He rubbed his head reflectively.
"Oh, I'll do it, I suppose," he said at last.
She laughed at him and resumed her practicing, making some notable improvements on her first attempts and adding "Mère Michel" and "Au Claire de la Lune," "Le Roi Dagobert" to her répertoire.
"Where on earth did you learn that?" he asked in an entr'acte.
"At school—in Paris."
"And the mandolin?"
"A parlor trick. You see, I'm not so useless, after all."
Presently, when she sat beside him to rest, he brought out a pad and crayon and made a drawing of her in her cap and bells. He began a little uncertainly, a little carelessly, but his interest growing, in a moment he was absorbed.
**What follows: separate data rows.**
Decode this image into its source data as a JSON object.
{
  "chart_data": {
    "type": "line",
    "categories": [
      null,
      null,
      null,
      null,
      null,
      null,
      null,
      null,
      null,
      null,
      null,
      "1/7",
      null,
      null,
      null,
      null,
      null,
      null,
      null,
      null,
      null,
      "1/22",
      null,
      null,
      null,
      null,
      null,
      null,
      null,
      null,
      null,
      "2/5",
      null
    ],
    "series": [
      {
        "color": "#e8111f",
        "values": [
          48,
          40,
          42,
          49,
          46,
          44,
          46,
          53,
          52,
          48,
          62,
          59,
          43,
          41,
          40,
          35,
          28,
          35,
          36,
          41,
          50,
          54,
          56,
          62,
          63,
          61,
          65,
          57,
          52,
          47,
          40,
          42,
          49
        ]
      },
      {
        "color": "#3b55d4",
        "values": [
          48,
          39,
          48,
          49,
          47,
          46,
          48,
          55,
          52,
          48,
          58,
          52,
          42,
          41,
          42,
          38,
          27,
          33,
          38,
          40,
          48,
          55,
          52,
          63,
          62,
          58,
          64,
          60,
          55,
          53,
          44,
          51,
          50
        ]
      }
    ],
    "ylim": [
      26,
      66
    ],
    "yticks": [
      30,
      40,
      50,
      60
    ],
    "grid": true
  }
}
Whatever knowledge of her had been hidden from him as a man, it seemed suddenly revealed to the painter now. The broad, smooth brow which meant intelligence, the short nose, which meant amiability, the nostrils well arched, which meant pride, the first rounded lips, which meant sensibility, the sharp little declivity beneath them and the squarish chin, which meant either willfulness or determination (he chose the former), and the eyes, gray blue, set ever so slightly at an angle, which could mean much or nothing at all.
"Do you see me like that?" she laughed when it was finished. "I'm so glad. You can draw, can't you?"